3.3 Metadata

Files and Formats

When we collect data about your home, rainforests, or anything, we usually need to put them somewhere. Though we may scribble numbers and measures on the back of an envelope or write them down on a pad of paper, if we want to update, share, analyze, or map them in the future, it is often helpful to record them in digital form so a computer can read them. So, though we will not bother ourselves with the bits and bytes of computing, it is necessary to discuss some fundamental elements of computing that are both relevant and required when learning and working with a GIS.

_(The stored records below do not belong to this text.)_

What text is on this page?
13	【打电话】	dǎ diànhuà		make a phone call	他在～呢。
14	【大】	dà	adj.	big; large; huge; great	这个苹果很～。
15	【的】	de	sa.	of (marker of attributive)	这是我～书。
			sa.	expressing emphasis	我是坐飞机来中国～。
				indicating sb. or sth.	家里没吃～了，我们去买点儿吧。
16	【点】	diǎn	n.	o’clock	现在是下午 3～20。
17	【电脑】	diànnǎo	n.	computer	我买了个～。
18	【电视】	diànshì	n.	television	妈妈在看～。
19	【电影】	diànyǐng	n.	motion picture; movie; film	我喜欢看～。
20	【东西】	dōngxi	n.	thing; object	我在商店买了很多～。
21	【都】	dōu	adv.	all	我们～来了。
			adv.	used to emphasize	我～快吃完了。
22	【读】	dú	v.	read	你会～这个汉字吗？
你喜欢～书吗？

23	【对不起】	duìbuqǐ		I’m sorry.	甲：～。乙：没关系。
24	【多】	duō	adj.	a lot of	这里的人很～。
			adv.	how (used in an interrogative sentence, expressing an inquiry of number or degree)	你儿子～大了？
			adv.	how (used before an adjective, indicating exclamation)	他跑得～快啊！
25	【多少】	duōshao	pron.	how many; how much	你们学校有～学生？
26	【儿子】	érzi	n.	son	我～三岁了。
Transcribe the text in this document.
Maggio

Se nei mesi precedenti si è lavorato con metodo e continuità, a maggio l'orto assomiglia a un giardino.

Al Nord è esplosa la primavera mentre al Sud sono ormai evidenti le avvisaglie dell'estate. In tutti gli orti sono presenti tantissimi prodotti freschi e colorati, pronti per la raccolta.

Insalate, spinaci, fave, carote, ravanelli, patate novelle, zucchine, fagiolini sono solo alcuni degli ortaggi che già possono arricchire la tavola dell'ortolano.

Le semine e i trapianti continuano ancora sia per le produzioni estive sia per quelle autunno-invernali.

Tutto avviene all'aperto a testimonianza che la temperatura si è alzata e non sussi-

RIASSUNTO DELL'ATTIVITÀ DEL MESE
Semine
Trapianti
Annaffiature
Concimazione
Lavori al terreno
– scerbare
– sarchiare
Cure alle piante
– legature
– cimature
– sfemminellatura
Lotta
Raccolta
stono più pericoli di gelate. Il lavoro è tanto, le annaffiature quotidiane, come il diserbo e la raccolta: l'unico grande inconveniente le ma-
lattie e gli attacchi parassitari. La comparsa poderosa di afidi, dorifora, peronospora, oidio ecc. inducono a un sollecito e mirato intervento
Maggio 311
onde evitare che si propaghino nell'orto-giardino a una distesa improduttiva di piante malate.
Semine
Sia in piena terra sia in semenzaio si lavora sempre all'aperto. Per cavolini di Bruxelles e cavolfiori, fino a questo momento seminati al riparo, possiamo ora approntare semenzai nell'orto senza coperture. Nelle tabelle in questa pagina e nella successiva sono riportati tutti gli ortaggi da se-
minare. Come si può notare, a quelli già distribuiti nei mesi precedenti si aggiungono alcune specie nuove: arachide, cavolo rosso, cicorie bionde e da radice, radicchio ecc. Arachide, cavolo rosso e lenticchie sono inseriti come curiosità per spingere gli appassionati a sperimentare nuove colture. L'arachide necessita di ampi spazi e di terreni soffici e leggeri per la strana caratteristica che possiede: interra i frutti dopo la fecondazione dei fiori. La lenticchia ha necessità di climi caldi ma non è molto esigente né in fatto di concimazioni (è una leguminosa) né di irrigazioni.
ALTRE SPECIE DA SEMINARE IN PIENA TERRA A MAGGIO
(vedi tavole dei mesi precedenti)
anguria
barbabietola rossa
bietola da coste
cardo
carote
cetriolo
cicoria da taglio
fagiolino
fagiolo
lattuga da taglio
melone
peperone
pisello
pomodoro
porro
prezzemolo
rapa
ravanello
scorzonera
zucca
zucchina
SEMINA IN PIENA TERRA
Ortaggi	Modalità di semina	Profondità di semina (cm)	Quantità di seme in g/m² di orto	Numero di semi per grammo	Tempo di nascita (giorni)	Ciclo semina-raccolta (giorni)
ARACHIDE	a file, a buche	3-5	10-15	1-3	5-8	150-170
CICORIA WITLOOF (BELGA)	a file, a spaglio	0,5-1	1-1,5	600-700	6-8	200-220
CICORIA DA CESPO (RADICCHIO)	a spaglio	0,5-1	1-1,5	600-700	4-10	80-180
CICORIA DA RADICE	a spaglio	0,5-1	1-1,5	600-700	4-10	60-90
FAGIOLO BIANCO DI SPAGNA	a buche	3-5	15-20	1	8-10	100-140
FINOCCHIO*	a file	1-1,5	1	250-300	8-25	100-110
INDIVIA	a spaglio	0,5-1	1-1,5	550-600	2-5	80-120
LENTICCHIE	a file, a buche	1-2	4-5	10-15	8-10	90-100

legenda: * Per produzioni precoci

A file is one of the most common elements of working with computers and computing. Files in a computer can contain any number of things, from a complex set of instructions (e.g., a computer program) to a list of numbers and letters (e.g., an address book). Furthermore, computer files come in all varied sizes and types. One of the clues we can use to distinguish one file from another is the file extension. A file extension refers to the letters that follow the period (“.”) after the file’s name. The table below contains some of the most common file extensions and the types of files with which they are associated.

filename.txt Simple text file
filename.docx Microsoft Word document
filename.pdf Adobe portable document format
filename.jpg Compressed image file
filename.tif Tagged image format
filename.html Hypertext markup language (used to create websites)
filename.xml Extensible markup language
filename.zip Zipped/compressed archive

Some computer programs may be able to read, write, or analyze with only specific file types, while others are more adept at reading multiple file formats. As you work with information technology and GIS, you will realize that familiarity with different file types is essential. In addition, learning how to convert or export one file type to another is also a beneficial and valuable skill to obtain. In this regard, recognizing and knowing how to identify different and unfamiliar file types will undoubtedly increase your proficiency with computers and GIS.

Of the numerous file types, one of the most common and widely accessed files is simple text, plain text, or just text file. This is because word processing programs, spreadsheet and database programs, and web browsers can read simple text files widely. Often ending with the extension “.txt” (i.e., filename.txt), text files contain no special formatting (e.g., bold, italic, underlining) and contain only alphanumeric characters. In other words, images or sophisticated graphics are not well suited for text files. Text files, however, are ideal for recording, sharing, and exchanging data because most computers and operating systems can recognize and read simple text files with programs called text editors.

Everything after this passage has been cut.